Olmo introduce la mano en su parka azul y saca el libro envuelto. Se lo tiende a su chica.

—¿Qué es eso? ¿Un libro?... Vaya, Olmo, muchas gracias pero es que yo no leo. Leí cuatro o cinco libros y todos igual. Todos lo mismo. Todos para explicarme que la vida es una mierda... Eso ya lo sé yo. No necesito que me lo recuerden. Además acaban haciéndome pensar en la muerte. Todos los libros me hacen pensar en la muerte. ¿Tú no piensas en la muerte?

—A veces sí —contesta Olmo. Y se pregunta en silencio si Marta piensa hoy en la muerte por lo que le toca hacer mañana. Y se siente culpable. Y quiere abrazarla y que ella quite su sempiterna cara de nada.

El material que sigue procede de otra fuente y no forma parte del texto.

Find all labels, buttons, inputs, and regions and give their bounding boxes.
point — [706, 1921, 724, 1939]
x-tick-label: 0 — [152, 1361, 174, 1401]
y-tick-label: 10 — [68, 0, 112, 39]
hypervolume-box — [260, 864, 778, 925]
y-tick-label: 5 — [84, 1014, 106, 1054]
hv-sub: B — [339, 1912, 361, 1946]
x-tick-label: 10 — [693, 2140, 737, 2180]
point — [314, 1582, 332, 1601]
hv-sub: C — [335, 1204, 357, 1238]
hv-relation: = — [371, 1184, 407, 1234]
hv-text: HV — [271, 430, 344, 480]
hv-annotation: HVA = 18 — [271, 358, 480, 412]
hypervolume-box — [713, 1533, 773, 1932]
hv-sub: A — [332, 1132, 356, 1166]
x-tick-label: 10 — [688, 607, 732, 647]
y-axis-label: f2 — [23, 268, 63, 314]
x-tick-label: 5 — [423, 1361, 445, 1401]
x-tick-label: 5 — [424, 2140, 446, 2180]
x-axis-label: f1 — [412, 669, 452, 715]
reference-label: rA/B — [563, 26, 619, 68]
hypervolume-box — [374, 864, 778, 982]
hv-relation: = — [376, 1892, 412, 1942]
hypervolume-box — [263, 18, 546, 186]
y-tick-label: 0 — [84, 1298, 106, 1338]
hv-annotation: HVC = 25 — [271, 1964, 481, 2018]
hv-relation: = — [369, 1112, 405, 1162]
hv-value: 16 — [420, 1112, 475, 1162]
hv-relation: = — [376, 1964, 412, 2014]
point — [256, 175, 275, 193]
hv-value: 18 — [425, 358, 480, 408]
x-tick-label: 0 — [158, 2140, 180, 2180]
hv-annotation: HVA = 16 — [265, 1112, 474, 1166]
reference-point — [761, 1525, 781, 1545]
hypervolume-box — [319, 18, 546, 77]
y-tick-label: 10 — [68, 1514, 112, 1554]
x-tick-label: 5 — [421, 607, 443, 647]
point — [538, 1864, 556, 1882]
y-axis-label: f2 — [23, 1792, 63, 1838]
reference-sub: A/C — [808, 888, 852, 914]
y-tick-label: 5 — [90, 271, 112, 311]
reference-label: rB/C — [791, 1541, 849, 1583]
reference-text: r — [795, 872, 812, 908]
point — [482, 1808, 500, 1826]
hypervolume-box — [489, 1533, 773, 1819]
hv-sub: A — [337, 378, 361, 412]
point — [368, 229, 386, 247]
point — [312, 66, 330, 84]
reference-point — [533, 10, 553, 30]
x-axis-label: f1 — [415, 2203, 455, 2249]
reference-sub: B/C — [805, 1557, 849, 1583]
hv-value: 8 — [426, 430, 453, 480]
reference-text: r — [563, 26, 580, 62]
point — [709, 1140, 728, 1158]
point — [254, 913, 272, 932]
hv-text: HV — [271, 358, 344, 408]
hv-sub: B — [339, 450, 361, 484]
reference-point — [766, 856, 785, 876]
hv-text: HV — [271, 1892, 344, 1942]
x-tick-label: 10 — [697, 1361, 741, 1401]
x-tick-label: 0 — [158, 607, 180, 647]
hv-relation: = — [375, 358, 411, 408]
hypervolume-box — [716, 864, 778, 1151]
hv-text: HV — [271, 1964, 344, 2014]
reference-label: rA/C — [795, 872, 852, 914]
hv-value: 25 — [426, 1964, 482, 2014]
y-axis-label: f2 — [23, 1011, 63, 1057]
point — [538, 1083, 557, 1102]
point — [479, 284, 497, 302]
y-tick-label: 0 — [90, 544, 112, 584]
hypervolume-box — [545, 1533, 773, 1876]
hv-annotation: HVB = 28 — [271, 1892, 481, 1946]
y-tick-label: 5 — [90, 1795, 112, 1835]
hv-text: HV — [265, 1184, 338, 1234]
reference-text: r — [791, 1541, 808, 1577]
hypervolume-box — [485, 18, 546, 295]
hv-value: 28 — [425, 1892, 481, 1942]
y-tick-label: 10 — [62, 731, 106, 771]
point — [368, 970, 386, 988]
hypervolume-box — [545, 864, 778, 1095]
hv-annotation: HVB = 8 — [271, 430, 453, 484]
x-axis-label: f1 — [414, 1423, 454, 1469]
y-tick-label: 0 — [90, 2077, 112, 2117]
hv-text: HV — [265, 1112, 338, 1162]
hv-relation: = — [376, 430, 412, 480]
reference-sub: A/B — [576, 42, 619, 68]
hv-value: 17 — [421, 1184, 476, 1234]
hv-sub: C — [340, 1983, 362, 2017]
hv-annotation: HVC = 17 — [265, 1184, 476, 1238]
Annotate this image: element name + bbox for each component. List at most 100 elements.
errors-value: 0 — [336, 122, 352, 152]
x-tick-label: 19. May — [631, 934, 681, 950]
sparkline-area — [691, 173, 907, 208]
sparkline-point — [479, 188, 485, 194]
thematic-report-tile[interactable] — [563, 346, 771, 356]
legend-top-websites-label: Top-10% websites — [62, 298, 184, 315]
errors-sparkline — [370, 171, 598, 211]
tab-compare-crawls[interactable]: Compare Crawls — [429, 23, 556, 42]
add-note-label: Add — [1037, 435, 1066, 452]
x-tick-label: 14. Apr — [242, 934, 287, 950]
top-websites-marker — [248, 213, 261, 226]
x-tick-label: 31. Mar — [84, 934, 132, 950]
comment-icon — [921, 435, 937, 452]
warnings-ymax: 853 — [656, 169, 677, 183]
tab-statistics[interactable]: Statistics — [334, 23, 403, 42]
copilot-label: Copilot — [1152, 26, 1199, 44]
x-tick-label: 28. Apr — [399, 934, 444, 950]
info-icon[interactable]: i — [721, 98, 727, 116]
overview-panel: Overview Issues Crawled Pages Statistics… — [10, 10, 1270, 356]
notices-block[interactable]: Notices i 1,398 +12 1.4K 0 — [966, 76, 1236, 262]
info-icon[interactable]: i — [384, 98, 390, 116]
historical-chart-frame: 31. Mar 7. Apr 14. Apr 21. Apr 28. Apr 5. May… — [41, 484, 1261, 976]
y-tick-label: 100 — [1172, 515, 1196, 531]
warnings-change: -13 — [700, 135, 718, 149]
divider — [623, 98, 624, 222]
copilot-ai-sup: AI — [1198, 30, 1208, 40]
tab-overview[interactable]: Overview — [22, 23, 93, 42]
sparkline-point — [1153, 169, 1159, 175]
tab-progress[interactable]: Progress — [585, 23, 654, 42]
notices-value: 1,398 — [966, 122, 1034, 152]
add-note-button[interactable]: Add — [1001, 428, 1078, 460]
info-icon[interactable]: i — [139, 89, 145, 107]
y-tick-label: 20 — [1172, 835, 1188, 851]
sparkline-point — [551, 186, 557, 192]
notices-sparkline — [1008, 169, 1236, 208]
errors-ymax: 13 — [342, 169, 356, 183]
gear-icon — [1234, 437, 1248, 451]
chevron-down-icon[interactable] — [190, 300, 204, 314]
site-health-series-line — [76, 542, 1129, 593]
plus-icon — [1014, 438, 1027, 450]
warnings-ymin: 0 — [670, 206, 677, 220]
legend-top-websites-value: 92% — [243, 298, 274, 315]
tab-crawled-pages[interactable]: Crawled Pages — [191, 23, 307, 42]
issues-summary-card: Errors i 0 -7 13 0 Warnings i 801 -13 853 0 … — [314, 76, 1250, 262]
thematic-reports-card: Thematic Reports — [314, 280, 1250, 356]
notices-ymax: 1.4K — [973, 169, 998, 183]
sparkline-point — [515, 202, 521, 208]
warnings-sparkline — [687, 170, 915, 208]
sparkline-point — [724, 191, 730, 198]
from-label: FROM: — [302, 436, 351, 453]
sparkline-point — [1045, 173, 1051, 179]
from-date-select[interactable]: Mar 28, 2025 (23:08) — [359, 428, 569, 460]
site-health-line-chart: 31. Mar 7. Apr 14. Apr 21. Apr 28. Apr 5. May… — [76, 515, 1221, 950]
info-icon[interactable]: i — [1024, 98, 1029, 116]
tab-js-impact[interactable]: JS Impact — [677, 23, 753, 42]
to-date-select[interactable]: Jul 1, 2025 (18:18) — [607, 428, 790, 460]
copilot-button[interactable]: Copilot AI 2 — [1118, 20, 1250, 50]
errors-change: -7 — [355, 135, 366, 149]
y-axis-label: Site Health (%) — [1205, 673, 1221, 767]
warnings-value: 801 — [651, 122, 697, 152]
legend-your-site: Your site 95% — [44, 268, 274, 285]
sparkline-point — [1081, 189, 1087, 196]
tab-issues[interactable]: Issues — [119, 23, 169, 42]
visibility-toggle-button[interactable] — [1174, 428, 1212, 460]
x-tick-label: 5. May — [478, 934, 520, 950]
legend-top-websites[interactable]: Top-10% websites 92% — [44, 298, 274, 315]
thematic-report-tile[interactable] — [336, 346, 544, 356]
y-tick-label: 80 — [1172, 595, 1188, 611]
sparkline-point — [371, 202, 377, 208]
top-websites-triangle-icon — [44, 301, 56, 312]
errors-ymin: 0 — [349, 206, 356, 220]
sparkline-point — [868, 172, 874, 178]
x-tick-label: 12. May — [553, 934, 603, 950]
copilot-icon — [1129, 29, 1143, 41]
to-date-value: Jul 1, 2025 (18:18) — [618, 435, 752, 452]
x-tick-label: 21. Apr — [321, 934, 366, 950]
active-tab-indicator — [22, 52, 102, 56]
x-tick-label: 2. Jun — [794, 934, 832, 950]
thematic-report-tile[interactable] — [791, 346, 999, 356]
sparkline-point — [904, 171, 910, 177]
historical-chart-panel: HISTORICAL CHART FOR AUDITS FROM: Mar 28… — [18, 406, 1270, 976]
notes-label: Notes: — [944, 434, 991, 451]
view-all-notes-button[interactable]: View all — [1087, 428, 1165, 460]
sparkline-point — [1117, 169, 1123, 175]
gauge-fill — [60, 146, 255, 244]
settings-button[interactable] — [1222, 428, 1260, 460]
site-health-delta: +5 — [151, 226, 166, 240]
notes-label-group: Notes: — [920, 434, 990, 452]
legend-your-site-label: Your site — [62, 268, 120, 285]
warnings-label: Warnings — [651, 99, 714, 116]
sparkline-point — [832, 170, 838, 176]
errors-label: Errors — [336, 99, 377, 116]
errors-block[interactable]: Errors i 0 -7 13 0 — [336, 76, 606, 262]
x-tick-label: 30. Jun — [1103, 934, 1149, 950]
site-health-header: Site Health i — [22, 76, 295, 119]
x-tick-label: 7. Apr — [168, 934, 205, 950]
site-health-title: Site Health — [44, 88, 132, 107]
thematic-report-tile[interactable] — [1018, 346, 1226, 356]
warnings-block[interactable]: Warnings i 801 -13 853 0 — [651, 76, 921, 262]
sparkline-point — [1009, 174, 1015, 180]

Parálisis facial/emocional.

Desconectada.

—Qué putada, ¿no? Morirse, digo. Yo no me quiero morir nunca. Como mi hermano. Mario tampoco se quiere morir nunca. Hay gente que se va a morir hoy y no lo sabe. No lo saben, ¿entiendes? Muchos días me despierto pensando en eso y me dan ganas de quedarme en la cama. Lo malo no debe de ser morirse en sí, ¿no?... Ni el dolor, aunque el dolor... Ufff... El dolor, según cómo, vaya putada también... Pero no, lo peor de morirse es que ya no tienes otra oportunidad. Nunca. Game over.

 

 

Marta calla. Y, de pronto, solo vuelve a ser otra tarde plomiza en la que Olmo y ella comparten el silencio. Se columpian. Parece que va a volver a llover, pero no.

Otra amenaza más que no llega a nada.

El chico mira a esa joven normal y decide hablar.

 

 

—Te quiero.

 

 

Entonces Marta comienza a llorar de un modo en el que parece que sus lágrimas van a inundar el parque y llegar hasta la carretera anegando la primera fila de casas.